Nos projets depuis deux ans tournent autour de la rencontre avec le Bagad Kemper. Le Cd Live du Fest Rock sort jeudi, et nous présenterons quelques titres dans le cadre de la fête de la musique à Quimper le 21. Ce projet est à la base une idée de l'asociation Très Tôt Théâtre qui mène un travail de médiation autour de leur festival Théâtre à tout âge.
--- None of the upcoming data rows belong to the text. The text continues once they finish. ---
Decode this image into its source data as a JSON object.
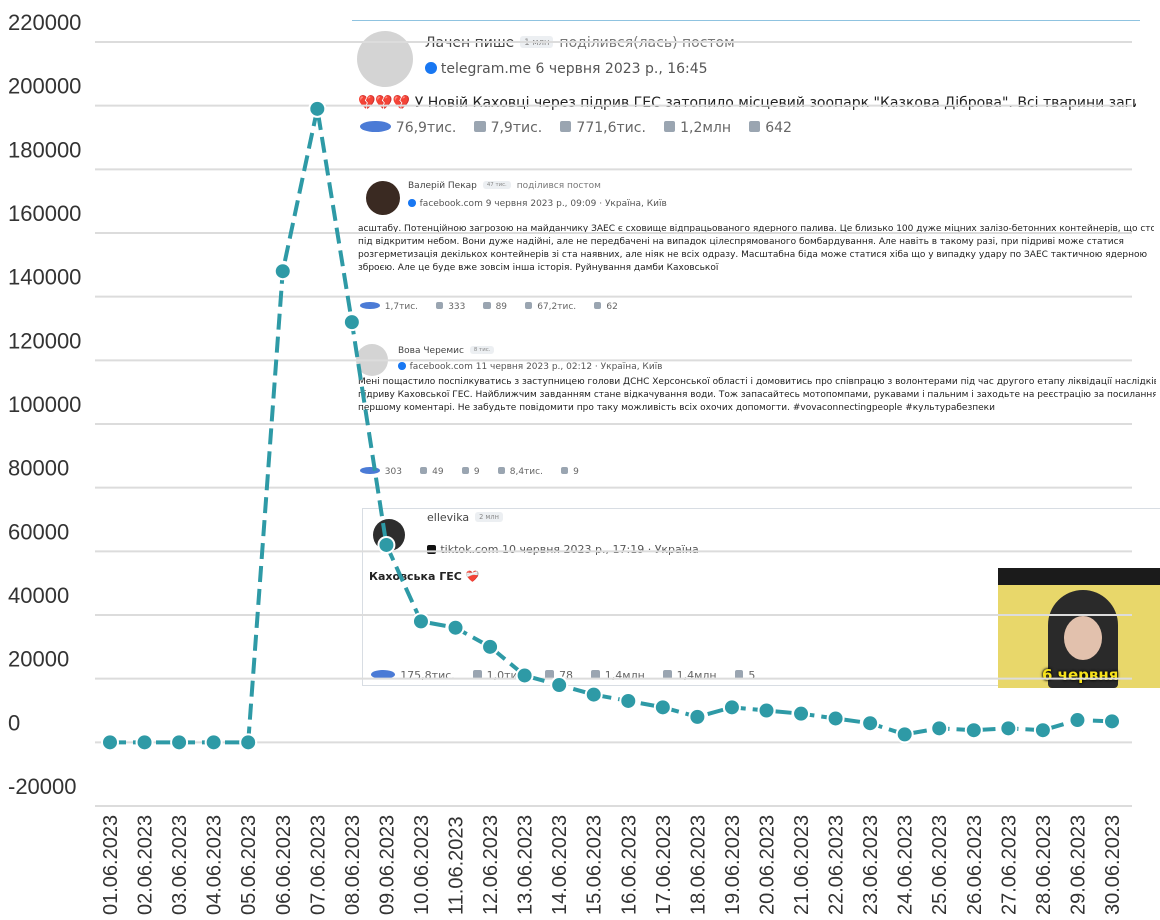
{
  "chart_data": {
    "type": "line",
    "categories": [
      "01.06.2023",
      "02.06.2023",
      "03.06.2023",
      "04.06.2023",
      "05.06.2023",
      "06.06.2023",
      "07.06.2023",
      "08.06.2023",
      "09.06.2023",
      "10.06.2023",
      "11.06.2023",
      "12.06.2023",
      "13.06.2023",
      "14.06.2023",
      "15.06.2023",
      "16.06.2023",
      "17.06.2023",
      "18.06.2023",
      "19.06.2023",
      "20.06.2023",
      "21.06.2023",
      "22.06.2023",
      "23.06.2023",
      "24.06.2023",
      "25.06.2023",
      "26.06.2023",
      "27.06.2023",
      "28.06.2023",
      "29.06.2023",
      "30.06.2023"
    ],
    "values": [
      0,
      0,
      0,
      0,
      0,
      148000,
      199000,
      132000,
      62000,
      38000,
      36000,
      30000,
      21000,
      18000,
      15000,
      13000,
      11000,
      8000,
      11000,
      10000,
      9000,
      7500,
      6000,
      2500,
      4400,
      3800,
      4400,
      3800,
      7000,
      6600
    ],
    "color": "#2e9aa6",
    "ylim": [
      -20000,
      220000
    ],
    "yticks": [
      -20000,
      0,
      20000,
      40000,
      60000,
      80000,
      100000,
      120000,
      140000,
      160000,
      180000,
      200000,
      220000
    ],
    "grid": true
  },
  "posts": [
    {
      "author": "Лачен пише",
      "followers": "1 млн",
      "action": "поділився(лась) постом",
      "source": "telegram.me",
      "date": "6 червня 2023 р., 16:45",
      "text": [
        "💔💔💔 У Новій Каховці через підрив ГЕС затопило місцевий зоопарк \"Казкова Діброва\". Всі тварини загинули"
      ],
      "stats": [
        "76,9тис.",
        "7,9тис.",
        "771,6тис.",
        "1,2млн",
        "642"
      ]
    },
    {
      "author": "Валерій Пекар",
      "followers": "47 тис.",
      "action": "поділився постом",
      "source": "facebook.com",
      "date": "9 червня 2023 р., 09:09",
      "location": "Україна, Київ",
      "text": [
        "асштабу. Потенційною загрозою на майданчику ЗАЕС є сховище відпрацьованого ядерного палива. Це близько 100 дуже міцних залізо-бетонних контейнерів, що стоять",
        "під відкритим небом. Вони дуже надійні, але не передбачені на випадок цілеспрямованого бомбардування. Але навіть в такому разі, при підриві може статися",
        "розгерметизація декількох контейнерів зі ста наявних, але ніяк не всіх одразу. Масштабна біда може статися хіба що у випадку удару по ЗАЕС тактичною ядерною",
        "зброєю. Але це буде вже зовсім інша історія. Руйнування дамби Каховської"
      ],
      "stats": [
        "1,7тис.",
        "333",
        "89",
        "67,2тис.",
        "62"
      ]
    },
    {
      "author": "Вова Черемис",
      "followers": "8 тис.",
      "source": "facebook.com",
      "date": "11 червня 2023 р., 02:12",
      "location": "Україна, Київ",
      "text": [
        "Мені пощастило поспілкуватись з заступницею голови ДСНС Херсонської області і домовитись про співпрацю з волонтерами під час другого етапу ліквідації наслідків",
        "підриву Каховської ГЕС. Найближчим завданням стане відкачування води. Тож запасайтесь мотопомпами, рукавами і пальним і заходьте на реєстрацію за посиланням в",
        "першому коментарі. Не забудьте повідомити про таку можливість всіх охочих допомогти. #vovaconnectingpeople #культурабезпеки"
      ],
      "stats": [
        "303",
        "49",
        "9",
        "8,4тис.",
        "9"
      ]
    },
    {
      "author": "ellevika",
      "followers": "2 млн",
      "source": "tiktok.com",
      "date": "10 червня 2023 р., 17:19",
      "location": "Україна",
      "text": [
        "Каховська ГЕС ❤️‍🩹"
      ],
      "stats": [
        "175,8тис.",
        "1,0тис.",
        "78",
        "1,4млн",
        "1,4млн",
        "5"
      ],
      "thumbnail_caption": "6 червня"
    }
  ]
}
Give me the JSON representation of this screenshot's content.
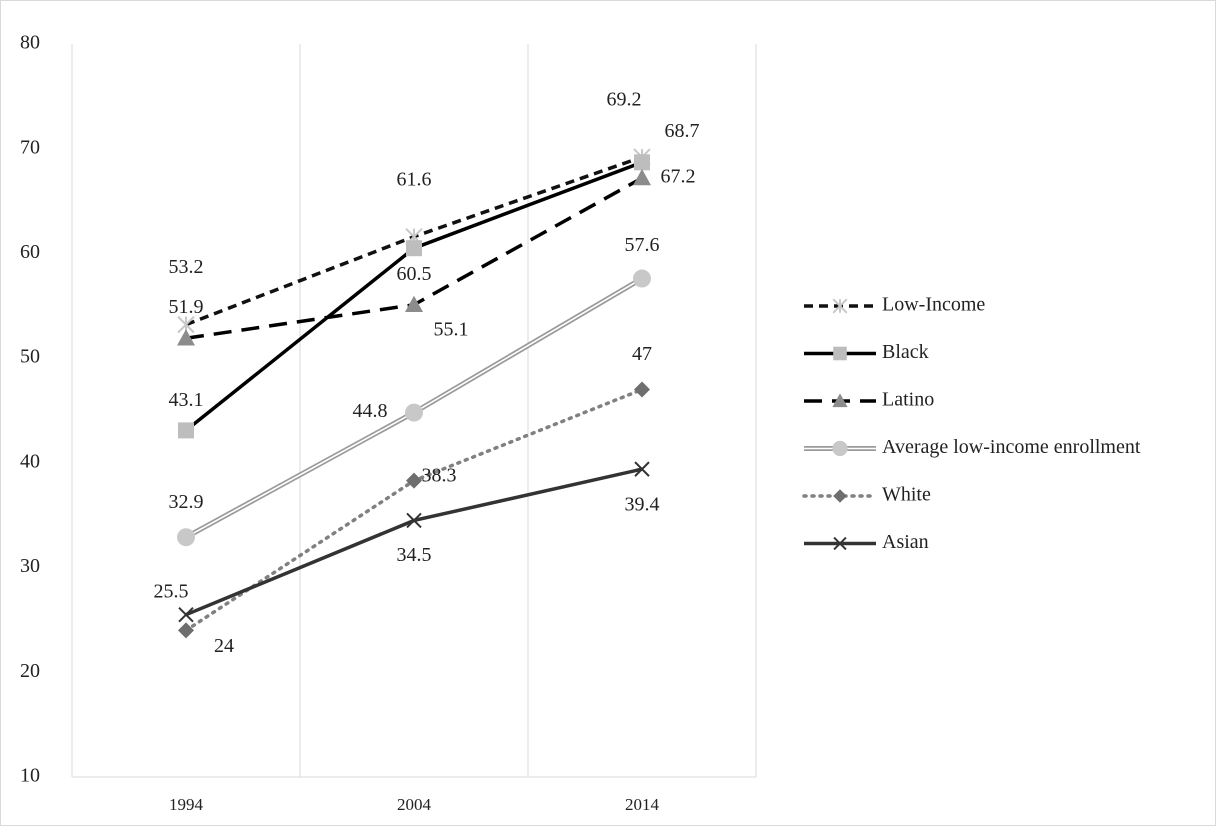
{
  "chart_data": {
    "type": "line",
    "title": "",
    "xlabel": "",
    "ylabel": "",
    "categories": [
      "1994",
      "2004",
      "2014"
    ],
    "ylim": [
      10,
      80
    ],
    "yticks": [
      "10",
      "20",
      "30",
      "40",
      "50",
      "60",
      "70",
      "80"
    ],
    "grid": "vertical",
    "legend_position": "right",
    "series": [
      {
        "name": "Low-Income",
        "values": [
          53.2,
          61.6,
          69.2
        ],
        "labels": [
          "53.2",
          "61.6",
          "69.2"
        ],
        "color": "#111111",
        "marker": "asterisk",
        "marker_color": "#c8c8c8",
        "line": "short-dash"
      },
      {
        "name": "Black",
        "values": [
          43.1,
          60.5,
          68.7
        ],
        "labels": [
          "43.1",
          "60.5",
          "68.7"
        ],
        "color": "#000000",
        "marker": "square",
        "marker_color": "#bdbdbd",
        "line": "solid"
      },
      {
        "name": "Latino",
        "values": [
          51.9,
          55.1,
          67.2
        ],
        "labels": [
          "51.9",
          "55.1",
          "67.2"
        ],
        "color": "#000000",
        "marker": "triangle",
        "marker_color": "#8c8c8c",
        "line": "long-dash"
      },
      {
        "name": "Average low-income enrollment",
        "values": [
          32.9,
          44.8,
          57.6
        ],
        "labels": [
          "32.9",
          "44.8",
          "57.6"
        ],
        "color": "#9a9a9a",
        "marker": "circle",
        "marker_color": "#c8c8c8",
        "line": "double"
      },
      {
        "name": "White",
        "values": [
          24,
          38.3,
          47
        ],
        "labels": [
          "24",
          "38.3",
          "47"
        ],
        "color": "#808080",
        "marker": "diamond",
        "marker_color": "#6e6e6e",
        "line": "dotted"
      },
      {
        "name": "Asian",
        "values": [
          25.5,
          34.5,
          39.4
        ],
        "labels": [
          "25.5",
          "34.5",
          "39.4"
        ],
        "color": "#333333",
        "marker": "x",
        "marker_color": "#333333",
        "line": "solid"
      }
    ]
  }
}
Pour le Fest Rock, ce furent des ateliers de percussion avec les enfants de la région quimpéroise, pour Choeur(s) de Ville, des ateliers d'écritures de chansons à destination d'un spectacle donné un 23 décembre sur la place Saint Corentin, un soir de tempête mais devant 5000 personnes.

 

Choeur(s) de Ville le 23/12/2012

L'idée de reprendre ces deux concepts pour la fête de la musique est venue de Très Tôt Théâtre, il y aura donc tout d'abord chaque chanson de Choeur(s) de ville reprise par les groupes ayant participé aux ateliers et écrit les textes composés de personnes de 7 à 97 ans! Ensuite le bagad rejoindra Cardell sur la place de la Résistance pour interpréter quelques titres dont celui joué avec les apprentis percussionnistes de l'an dernier. Si cela est quand même organisé, l'esprit rejoint bien celui de la fête de la musique.